The configuration of the future MAX has not been revealed, a first group of planes to be delivered in 2023 then the following during the following two years. According to Allegiant, they will be used to replace the oldest Airbuses (average age of 16.5 years for the A319s, 14.1 years for the A320s according to Planespotters), but also to reinforce the fleet in order to “maintain the planned growth of 10% per year.
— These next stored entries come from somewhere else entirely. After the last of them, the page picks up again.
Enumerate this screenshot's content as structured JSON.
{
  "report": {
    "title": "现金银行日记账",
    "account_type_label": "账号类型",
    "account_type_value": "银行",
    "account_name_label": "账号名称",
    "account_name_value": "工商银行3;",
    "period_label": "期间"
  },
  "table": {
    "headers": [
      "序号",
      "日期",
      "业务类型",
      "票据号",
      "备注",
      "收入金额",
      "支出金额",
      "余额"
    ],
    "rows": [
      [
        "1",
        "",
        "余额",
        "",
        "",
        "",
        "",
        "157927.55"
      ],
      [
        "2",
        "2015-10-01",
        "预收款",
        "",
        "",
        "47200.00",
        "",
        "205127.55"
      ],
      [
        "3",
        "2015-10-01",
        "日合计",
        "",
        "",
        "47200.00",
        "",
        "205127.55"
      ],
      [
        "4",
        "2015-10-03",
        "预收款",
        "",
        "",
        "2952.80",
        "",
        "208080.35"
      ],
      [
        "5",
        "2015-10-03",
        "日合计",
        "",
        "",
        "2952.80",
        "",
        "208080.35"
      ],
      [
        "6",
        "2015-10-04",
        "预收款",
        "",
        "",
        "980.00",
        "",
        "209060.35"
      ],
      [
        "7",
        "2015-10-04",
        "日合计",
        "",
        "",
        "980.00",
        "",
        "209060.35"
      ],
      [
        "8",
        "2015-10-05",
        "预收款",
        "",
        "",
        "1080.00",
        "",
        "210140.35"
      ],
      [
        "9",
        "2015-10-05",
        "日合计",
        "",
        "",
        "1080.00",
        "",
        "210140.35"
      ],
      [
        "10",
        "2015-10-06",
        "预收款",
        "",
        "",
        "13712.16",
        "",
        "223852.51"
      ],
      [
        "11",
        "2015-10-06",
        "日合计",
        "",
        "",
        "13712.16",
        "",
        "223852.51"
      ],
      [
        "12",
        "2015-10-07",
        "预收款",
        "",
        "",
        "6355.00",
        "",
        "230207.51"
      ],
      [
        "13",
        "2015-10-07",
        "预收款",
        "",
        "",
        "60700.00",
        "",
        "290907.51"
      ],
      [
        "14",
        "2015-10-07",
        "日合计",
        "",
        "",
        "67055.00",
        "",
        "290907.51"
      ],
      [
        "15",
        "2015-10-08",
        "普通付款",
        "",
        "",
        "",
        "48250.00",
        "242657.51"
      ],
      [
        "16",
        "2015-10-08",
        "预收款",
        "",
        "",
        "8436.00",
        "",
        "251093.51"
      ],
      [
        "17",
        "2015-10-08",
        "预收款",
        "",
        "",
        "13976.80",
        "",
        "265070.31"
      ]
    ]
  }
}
“Our approach to the fleet has always been opportunistic, and this exciting transaction with Boeing is no exception,” Allegiant CEO Maurice J. Gallagher Jr. said in a statement. focus on pre-owned aircraft, the injection of up to one hundred 737s directly from the manufacturer will bring many benefits for the future, including flexibility for capacity growth and aircraft retirements, significant environmental benefits , as well as modern cabin layout and features that our customers will appreciate.” Allegiant will therefore continue to procure second-hand Airbuses (it has ordered only 13 new ones), its last contract for 10 copies with ALC dating back to last August.
Boeing points out that with “commonalities and improved fuel efficiency, the 737 MAX family allows airlines to optimize their fleets across a wide range of missions. The 737-7 offers low operating costs that allow carriers to open new routes with less economic risk, and the larger 737-8-200 offers additional revenue potential and is the right size for the expansion of the ULCC market. Compared to the current Allegiant fleet, the new 737 models will reduce fuel consumption and carbon emissions by 20%.”
“We are delighted that Allegiant has chosen Boeing and the 737 MAX as they are positioned for future growth, improved efficiency and operating cost performance,” said Stan Deal, president and CEO of Boeing Commercial. Airplanes. “This agreement further validates the economics of the 737 MAX Family in the ULCC market and we are pleased to stand with Allegiant as they integrate these new aircraft into their fleet.”
The two new partners will partner for entry-into-service support, enabling a smooth transition as Allegiant adds the 737s to its operations. The low cost will also use a suite of digital tools from Boeing Global Services to further improve operational efficiency. The low cost has also signed a 12-year maintenance contract with CFM International for the LEAP 1-B engines of the 737 MAX as well as those of its existing fleet.